La situation aurait basculé lors de la détention du suspect, où celui-ci aurait brièvement pris en otage un collègue. Lors d’un épisode survenu samedi, Pearson aurait profité d’un moment d’inattention pour agresser un agent en charge de sa surveillance, avant de s’emparer d’un véhicule de patrouille et de prendre la fuite.
Durant cette fuite, l’ex-Trooper aurait ouvert le feu sur les forces de l’ordre. Deux agents ont été blessés.
Pearson est décédé peu après lors de son transfert. Les autorités précisent que ce décès n’était pas souhaité.
Une enquête ouverte, toutes les pistes envisagées
La Criminal Investigation Division (CID) poursuit son enquête afin de déterminer les motivations exactes de ces événements.
À ce stade, les autorités insistent : aucune hypothèse n’est écartée.
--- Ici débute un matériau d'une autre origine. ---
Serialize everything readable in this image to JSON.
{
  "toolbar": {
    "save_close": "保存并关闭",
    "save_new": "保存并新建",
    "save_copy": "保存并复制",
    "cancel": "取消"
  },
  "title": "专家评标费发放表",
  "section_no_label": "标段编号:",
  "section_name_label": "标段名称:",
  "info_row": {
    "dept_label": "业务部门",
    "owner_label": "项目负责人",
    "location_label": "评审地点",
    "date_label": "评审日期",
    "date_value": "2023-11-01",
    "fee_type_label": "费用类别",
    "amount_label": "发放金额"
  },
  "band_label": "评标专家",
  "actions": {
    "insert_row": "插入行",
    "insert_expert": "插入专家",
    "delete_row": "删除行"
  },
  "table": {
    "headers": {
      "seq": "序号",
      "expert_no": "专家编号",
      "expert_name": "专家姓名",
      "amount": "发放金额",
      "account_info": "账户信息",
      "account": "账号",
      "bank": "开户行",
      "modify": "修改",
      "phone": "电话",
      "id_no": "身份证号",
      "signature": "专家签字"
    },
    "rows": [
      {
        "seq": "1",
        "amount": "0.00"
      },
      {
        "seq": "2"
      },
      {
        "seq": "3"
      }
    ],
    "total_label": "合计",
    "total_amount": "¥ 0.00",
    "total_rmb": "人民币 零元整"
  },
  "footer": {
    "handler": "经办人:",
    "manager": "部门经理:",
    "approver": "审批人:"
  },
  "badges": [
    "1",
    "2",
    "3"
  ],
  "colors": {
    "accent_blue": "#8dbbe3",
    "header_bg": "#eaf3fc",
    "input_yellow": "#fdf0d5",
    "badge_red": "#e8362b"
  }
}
Interrogé sur un éventuel lien avec le groupe cyberterroriste Ghost, récemment responsable d’attaques revendiquées contre les systèmes du DOJ et du SAST, le porte-parole des forces de l’ordre a indiqué qu’aucune certitude n’existe à ce jour.
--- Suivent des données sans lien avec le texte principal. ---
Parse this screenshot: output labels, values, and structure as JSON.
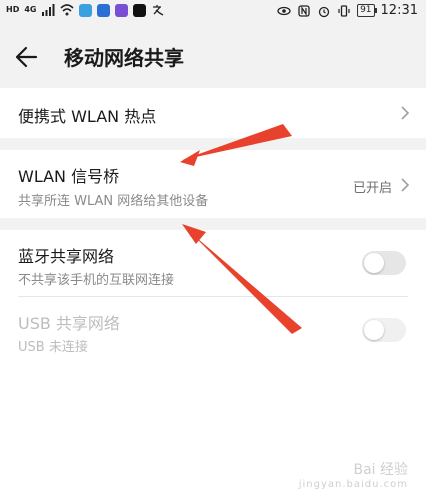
{
  "status_bar": {
    "chip_hd": "HD",
    "chip_4g": "4G",
    "battery": "91",
    "time": "12:31"
  },
  "header": {
    "title": "移动网络共享"
  },
  "settings": {
    "hotspot": {
      "title": "便携式 WLAN 热点"
    },
    "bridge": {
      "title": "WLAN 信号桥",
      "subtitle": "共享所连 WLAN 网络给其他设备",
      "status": "已开启"
    },
    "bluetooth": {
      "title": "蓝牙共享网络",
      "subtitle": "不共享该手机的互联网连接",
      "toggle_on": false
    },
    "usb": {
      "title": "USB 共享网络",
      "subtitle": "USB 未连接",
      "toggle_on": false,
      "enabled": false
    }
  },
  "watermark": {
    "brand": "Bai 经验",
    "url": "jingyan.baidu.com"
  },
  "colors": {
    "background": "#f2f2f2",
    "annotation_arrow": "#e8412c",
    "secondary_text": "#8a8a8a"
  }
}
Certaines similarités techniques ont été relevées, mais les enquêteurs mettent en garde contre des informations jugées contradictoires ou insuffisamment fiables, notamment celles diffusées par certains canaux liés aux revendications.
Tensions dans le South
La situation a également pris une dimension sociale et politique dans certains quartiers, où des affiches ont été observées avec le message :
“Libérez Adonis, le seul flic qui respecte le South.”
Services perturbés et conséquences opérationnelles
Concernant les impacts techniques, il a été confirmé que les actions associées à cette affaire ont fortement perturbé les opérations d’urgence, notamment les systèmes de dispatch et plusieurs réseaux internes critiques.
Une affaire encore loin d’être élucidée
En conclusion, les forces de l’ordre ont adressé leurs condoléances aux familles touchées et aux agents blessés, tout en réaffirmant leur engagement à poursuivre l’enquête avec rigueur et transparence.
Dans le même temps, il est important de noter que de nombreuses zones d’ombre subsistent encore à ce stade. Les autorités reconnaissent que certaines pièces du puzzle restent difficiles à assembler pour le moment, une situation qui s’explique par la complexité et la rapidité des événements. L’enquête se poursuit donc activement afin d’apporter des réponses claires et établies seront à venir.